Hablando de contradicciones, tampoco podemos evadir el contraste entre todo lo que es arquitectónico y las figuras orgánicas que aparecen de pronto: plantas, árboles. Su tratamiento es distinto. Lo que era puro plano, aquí es pura línea, mano alzada evidente, deliberada, orgánica. En eso hace acordar a Hockney. En una de sus obras más famosas, El gran chapuzón (1967), encontramos un vínculo directo con la obra de Ansaldi: el edificio sintético, los colores planos, el agua salpicada, rebelde, orgánica.
Valentina no solo admira el trabajo de Hockney, sino que se la pasa leyendo sobre él y viendo documentales (donde aprendió datos azarosos sobre su vida, como que solía teñirse el pelo). También admira a artistas metafísicos que trabajaban con la arquitectura, como el italiano Giorgio De Chirico, y exponentes locales como Roberto Aizenberg y la contemporánea Leila Tschopp, con quien Valentina colaboró.
La Gran Paternal: una comunidad creativa
A pocos metros del cementerio de La Chacarita, una antigua fábrica de pomada de zapatos ahora funciona como taller colectivo de artistas. El Taller Yeruá, donde Valentina Ansaldi trabaja con otros diez artistas no es un caso aislado. En los últimos años, los talleres tanto individuales como colectivos en La Paternal son una tendencia fuerte. A los precios accesibles del barrio se suman las plantas abiertas de las fábricas cerradas. Es el caso de tantos otros, como la enorme fábrica de medias Belux, cerrada en 2010, o la antigua metalúrgica hoy devenida en el Taller Paz Soldán.
Colores vibrantes, arquitectura y sonrisas, en el taller de La Paternal. Foto: Germán García Adrasti.
En Taller Yeruá pagan unos 8000 pesos por cada espacio en el taller, con expensas incluidas. Allí, junto a artistas como el pintor Hernán Salamanco, la fotógrafa Silvana Muscio, el artista sonoro Juan Sorrentino y el artista visual Sergio Bosco, entre otros. Comparten más que el espacio: comparten almuerzos, comentan sobre el trabajo del otro, comparten contactos, herramientas, generan un intercambio integral.

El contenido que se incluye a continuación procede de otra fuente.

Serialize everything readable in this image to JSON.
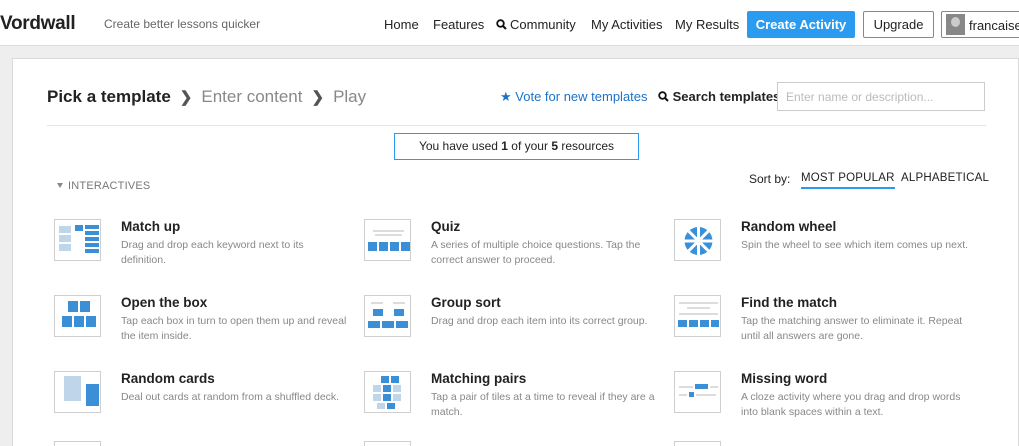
{
  "app": {
    "logo": "Vordwall",
    "tagline": "Create better lessons quicker"
  },
  "nav": {
    "home": "Home",
    "features": "Features",
    "community": "Community",
    "my_activities": "My Activities",
    "my_results": "My Results",
    "create_activity": "Create Activity",
    "upgrade": "Upgrade",
    "user": "francaise"
  },
  "steps": {
    "pick": "Pick a template",
    "enter": "Enter content",
    "play": "Play"
  },
  "vote": "Vote for new templates",
  "search": {
    "label": "Search templates:",
    "placeholder": "Enter name or description..."
  },
  "usage": {
    "prefix": "You have used ",
    "used": "1",
    "middle": " of your ",
    "total": "5",
    "suffix": " resources"
  },
  "section": "INTERACTIVES",
  "sort": {
    "label": "Sort by:",
    "popular": "MOST POPULAR",
    "alpha": "ALPHABETICAL"
  },
  "templates": [
    {
      "name": "Match up",
      "desc": "Drag and drop each keyword next to its definition."
    },
    {
      "name": "Quiz",
      "desc": "A series of multiple choice questions. Tap the correct answer to proceed."
    },
    {
      "name": "Random wheel",
      "desc": "Spin the wheel to see which item comes up next."
    },
    {
      "name": "Open the box",
      "desc": "Tap each box in turn to open them up and reveal the item inside."
    },
    {
      "name": "Group sort",
      "desc": "Drag and drop each item into its correct group."
    },
    {
      "name": "Find the match",
      "desc": "Tap the matching answer to eliminate it. Repeat until all answers are gone."
    },
    {
      "name": "Random cards",
      "desc": "Deal out cards at random from a shuffled deck."
    },
    {
      "name": "Matching pairs",
      "desc": "Tap a pair of tiles at a time to reveal if they are a match."
    },
    {
      "name": "Missing word",
      "desc": "A cloze activity where you drag and drop words into blank spaces within a text."
    }
  ],
  "colors": {
    "accent": "#2b9bef",
    "link": "#1a73c9",
    "thumb_blue": "#3a8fd6"
  }
}
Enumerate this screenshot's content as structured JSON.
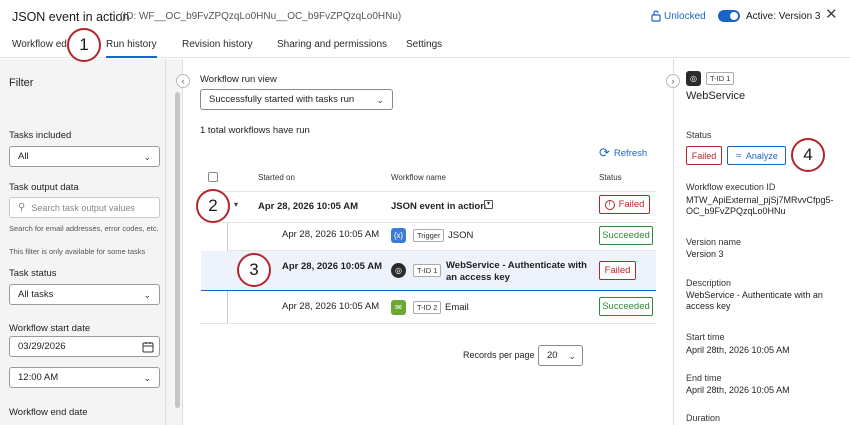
{
  "header": {
    "title": "JSON event in action",
    "id_text": "(ID: WF__OC_b9FvZPQzqLo0HNu__OC_b9FvZPQzqLo0HNu)",
    "unlocked_label": "Unlocked",
    "active_label": "Active: Version 3",
    "close_icon": "close-icon"
  },
  "tabs": [
    {
      "label": "Workflow edi"
    },
    {
      "label": "Run history"
    },
    {
      "label": "Revision history"
    },
    {
      "label": "Sharing and permissions"
    },
    {
      "label": "Settings"
    }
  ],
  "markers": [
    "1",
    "2",
    "3",
    "4"
  ],
  "filter": {
    "title": "Filter",
    "tasks_included_label": "Tasks included",
    "tasks_included_value": "All",
    "task_output_label": "Task output data",
    "task_output_placeholder": "Search task output values",
    "task_output_hint": "Search for email addresses, error codes, etc.",
    "task_output_hint2": "This filter is only available for some tasks",
    "task_status_label": "Task status",
    "task_status_value": "All tasks",
    "start_date_label": "Workflow start date",
    "start_date_value": "03/29/2026",
    "start_time_value": "12:00 AM",
    "end_date_label": "Workflow end date"
  },
  "main": {
    "view_label": "Workflow run view",
    "view_value": "Successfully started with tasks run",
    "total_text": "1 total workflows have run",
    "refresh_label": "Refresh",
    "columns": {
      "started_on": "Started on",
      "workflow_name": "Workflow name",
      "status": "Status"
    },
    "workflow_row": {
      "started_on": "Apr 28, 2026 10:05 AM",
      "name": "JSON event in action",
      "status": "Failed"
    },
    "task_rows": [
      {
        "started_on": "Apr 28, 2026 10:05 AM",
        "icon": "json-trigger-icon",
        "tag": "Trigger",
        "name": "JSON",
        "status": "Succeeded"
      },
      {
        "started_on": "Apr 28, 2026 10:05 AM",
        "icon": "webservice-icon",
        "tag": "T-ID 1",
        "name": "WebService - Authenticate with an access key",
        "status": "Failed"
      },
      {
        "started_on": "Apr 28, 2026 10:05 AM",
        "icon": "email-icon",
        "tag": "T-ID 2",
        "name": "Email",
        "status": "Succeeded"
      }
    ],
    "records_label": "Records per page",
    "records_value": "20"
  },
  "details": {
    "tid": "T-ID 1",
    "title": "WebService",
    "status_label": "Status",
    "status_value": "Failed",
    "analyze_label": "Analyze",
    "exec_id_label": "Workflow execution ID",
    "exec_id_value": "MTW_ApiExternal_pjSj7MRvvCfpg5-OC_b9FvZPQzqLo0HNu",
    "version_label": "Version name",
    "version_value": "Version 3",
    "description_label": "Description",
    "description_value": "WebService - Authenticate with an access key",
    "start_time_label": "Start time",
    "start_time_value": "April 28th, 2026 10:05 AM",
    "end_time_label": "End time",
    "end_time_value": "April 28th, 2026 10:05 AM",
    "duration_label": "Duration"
  },
  "colors": {
    "accent": "#1b64c7",
    "failed": "#b3262b",
    "succeeded": "#2e8a34",
    "marker": "#b3262b"
  }
}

Pero más que un barrio de talleres baratos, La Paternal ha sabido convertirse en una verdadera comunidad artística. Cada año, los talleres celebran un evento llamado La Gran Paternal, que en noviembre de 2020 celebró su séptima edición (esta vez, excepcionalmente, íntegramente en la calle). Talleres, intervenciones, acciones colectivas, artistas invitados, música y murales: todo aquello que durante el año sucede tras las cortinas metálicas, una vez al año se abre al público y a la comunidad.